I'm a baseball fan living in New York City. In between long tirades about the New York Yankees and the national pastime in general, I'm a graphic designer.
Slowly but surely, I'm settling into my new apartment in Brooklyn, but I've yet to unpack many of my baseball books or knickknacks, including my collection of about 20 bobbleheads. Among those is a special one I've been meaning to write about for over six months.
In the summer of 2006, in anticipation of Tony Gwynn's induction to the Hall of Fame the following year, an employee of the Everett AquaSox of the
Northwest League contacted me about a plan to commemorate Gwynn's career with a bobblehead doll. Gwynn never actually played for Everett, but that franchise is the transplanted successor to the Walla Walla Padres club my grandfather took my brother and me
to see back in the late Seventies and early Eighties.

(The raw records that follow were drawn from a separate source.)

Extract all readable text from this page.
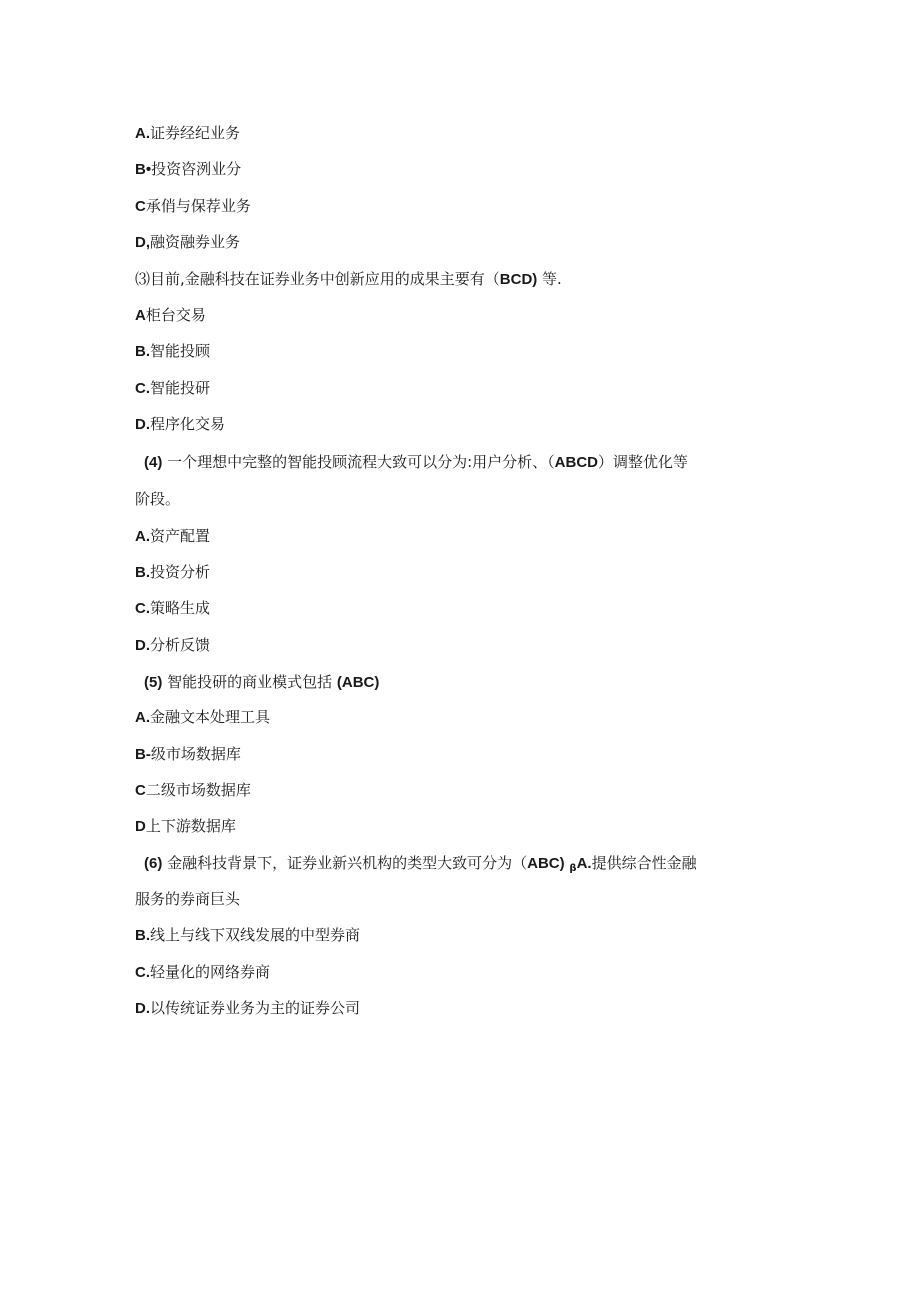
A.证券经纪业务
B•投资咨洌业分
C承俏与保荐业务
D,融资融券业务
⑶目前,金融科技在证券业务中创新应用的成果主要有（BCD) 等.
A柜台交易
B.智能投顾
C.智能投研
D.程序化交易
(4) 一个理想中完整的智能投顾流程大致可以分为:用户分析、（ABCD）调整优化等
阶段。
A.资产配置
B.投资分析
C.策略生成
D.分析反馈
(5) 智能投研的商业模式包括 (ABC)
A.金融文本处理工具
B-级市场数据库
C二级市场数据库
D上下游数据库
(6) 金融科技背景下，证券业新兴机构的类型大致可分为（ABC) $_\beta$A.提供综合性金融
服务的券商巨头
B.线上与线下双线发展的中型券商
C.轻量化的网络券商
D.以传统证券业务为主的证券公司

By the time I found him playing for Walla Walla in 1981, Gwynn was already a familiar face to me. I'd seen him play basketball for San Diego State University against my hometown University of Utah as part of the annual Western Athletic Conference schedule. Gwynn was the Aztecs' starting point guard (!), and he was a good one, setting school records for assists that still stand and earning all-WAC honors twice. Though he was a late-round pick by the NBA's Clippers, by that point it was clear that baseball was Gwynn's ticket to professional stardom. The Padres chose him in the third round of the 1981 draft and sent him to Walla Walla to start his pro career. He wasn't long for the Northwest League, but he was still there when my brother and I visited our grandparents. He hit .331/.406/.612 with 12 homers and 17 steals in just 42 games before being promoted to Double-A Amarillo, where he hit .462 in 90 at-bats. By the end of the next season, he was a San Diego Padre, and he was still a Padre 3,141 hits later when he retired in 2001.
Anyway, the AquaSox employee had discovered via Google that I'd written about seeing Gwynn, and wrote to ask whether I had any pictures that they could use to find out his uniform number and other details. Though lacking a picture of Gwynn, or any color photos at all, I dig up his number (#3) off an old roster that also lists future major leaguers John Kruk and Greg Booker. Via a bit of supersleuthing though a couple of old programs and a copy of Mark Okkkonen's
Baseball Uniforms of the 20th Century (a database of which is
now online via the Hall of Fame) I discovered that the 1981 Walla Walla team wore the
1979 big club's uniforms. Handing down uniforms to the low minors clubs was still common in those days, and the position of the numbers on the front of the uniform and the piping around "Padres" enabled me to deduce the uniform in question.
As for the finished result of the Gwynn doll, the browns are a bit more reddish than I would have liked to see, but for a run of 1,000 that was apparently hand-detailed, it's not too shabby. Good enough for me to add the title of "Bobblehead Consultant" next to
"Sausage Race contestant" on my long and distinguished resume, and good enough for the Gwynn doll to sit next to the
Tommy John Bobble-Arm (if not
that elusive Jason Tyner) on my mantle.
Now, when are they going to make the damn Luis Sojo bobblehead?